"We’ve been lighting a fire here for over 150 years."
Traditional methods passed down through one family and used in the same premises of a business in a North Yorkshire town bring about a unique side-effect thanks to a visible and aromatic part of the process, its owner said.
Barry Brown is the fifth-generation manger and partner at Fortune’s Kippers in Whitby – the coastal town’s only traditional smokehouse.
Founded in 1872, the manual skills carried out seven days a week include gutting and splitting fresh herring then hanging them in the old tar-lined wooden building in Henrietta Street to be cold-smoked over wood until cured into kippers.
The end-product is herring eaten mainly as a savoury breakfast or light meal, often served hot with bread or toast, butter and sometimes eggs.
Fortune’s Kippers favourite way to cook kippers is to poach them in water.
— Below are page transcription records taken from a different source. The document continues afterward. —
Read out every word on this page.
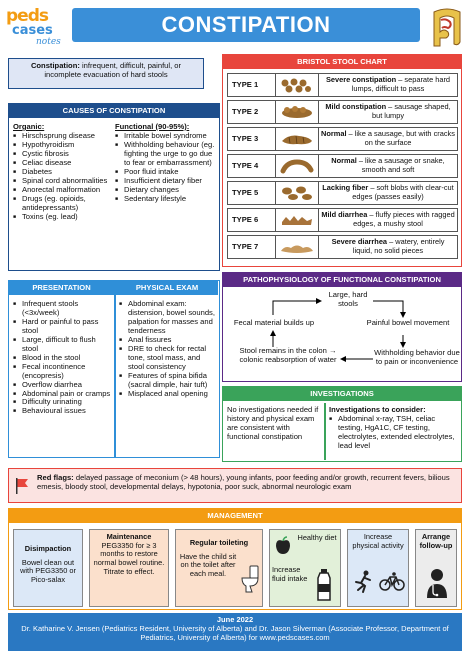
peds
cases
notes
CONSTIPATION
Constipation: infrequent, difficult, painful, or incomplete evacuation of hard stools
CAUSES OF CONSTIPATION
Organic:
■ Hirschsprung disease
■ Hypothyroidism
■ Cystic fibrosis
■ Celiac disease
■ Diabetes
■ Spinal cord abnormalities
■ Anorectal malformation
■ Drugs (eg. opioids, antidepressants)
■ Toxins (eg. lead)
Functional (90-95%):
■ Irritable bowel syndrome
■ Withholding behaviour (eg. fighting the urge to go due to fear or embarrassment)
■ Poor fluid intake
■ Insufficient dietary fiber
■ Dietary changes
■ Sedentary lifestyle
BRISTOL STOOL CHART
TYPE 1	Severe constipation – separate hard lumps, difficult to pass
TYPE 2	Mild constipation – sausage shaped, but lumpy
TYPE 3	Normal – like a sausage, but with cracks on the surface
TYPE 4	Normal – like a sausage or snake, smooth and soft
TYPE 5	Lacking fiber – soft blobs with clear-cut edges (passes easily)
TYPE 6	Mild diarrhea – fluffy pieces with ragged edges, a mushy stool
TYPE 7	Severe diarrhea – watery, entirely liquid, no solid pieces
PRESENTATION	PHYSICAL EXAM
■ Infrequent stools (<3x/week)
■ Hard or painful to pass stool
■ Large, difficult to flush stool
■ Blood in the stool
■ Fecal incontinence (encopresis)
■ Overflow diarrhea
■ Abdominal pain or cramps
■ Difficulty urinating
■ Behavioural issues
■ Abdominal exam: distension, bowel sounds, palpation for masses and tenderness
■ Anal fissures
■ DRE to check for rectal tone, stool mass, and stool consistency
■ Features of spina bifida (sacral dimple, hair tuft)
■ Misplaced anal opening
PATHOPHYSIOLOGY OF FUNCTIONAL CONSTIPATION
Large, hard stools
Painful bowel movement
Withholding behavior due to pain or inconvenience
Stool remains in the colon → colonic reabsorption of water
Fecal material builds up
INVESTIGATIONS
No investigations needed if history and physical exam are consistent with functional constipation
Investigations to consider:
■ Abdominal x-ray, TSH, celiac testing, HgA1C, CF testing, electrolytes, extended electrolytes, lead level
Red flags: delayed passage of meconium (> 48 hours), young infants, poor feeding and/or growth, recurrent fevers, bilious emesis, bloody stool, developmental delays, hypotonia, poor suck, abnormal neurologic exam
MANAGEMENT
Disimpaction
Bowel clean out with PEG3350 or Pico-salax
Maintenance
PEG3350 for ≥ 3 months to restore normal bowel routine. Titrate to effect.
Regular toileting
Have the child sit on the toilet after each meal.
Healthy diet
Increase fluid intake
Increase physical activity
Arrange follow-up
June 2022
Dr. Katharine V. Jensen (Pediatrics Resident, University of Alberta) and Dr. Jason Silverman (Associate Professor, Department of Pediatrics, University of Alberta) for www.pedscases.com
Mr Brown said: “When we finish the shift at 4pm we light the fires and close the smokehouse up.
“Depending upon demand, we then come in between 7am and 7.30am the next morning.”
The end-of-day process creates a “light grey, light blue” smoke which Mr Brown says smells quite sweet.
Firefighters have been called to reports of smoke issuing from eaves of the property where the magic happens and which has been mistaken for an emergency.
Mr Brown said he’s incredibly grateful that members of the public do the right thing and raise the alarm, especially as the building is part-wooden.
He said: “It’s not really a problem once people have read the signs, but I can understand some people getting bothered when they see the smoke, but we’ve been lighting a fire here for in the same spot for 150 years.”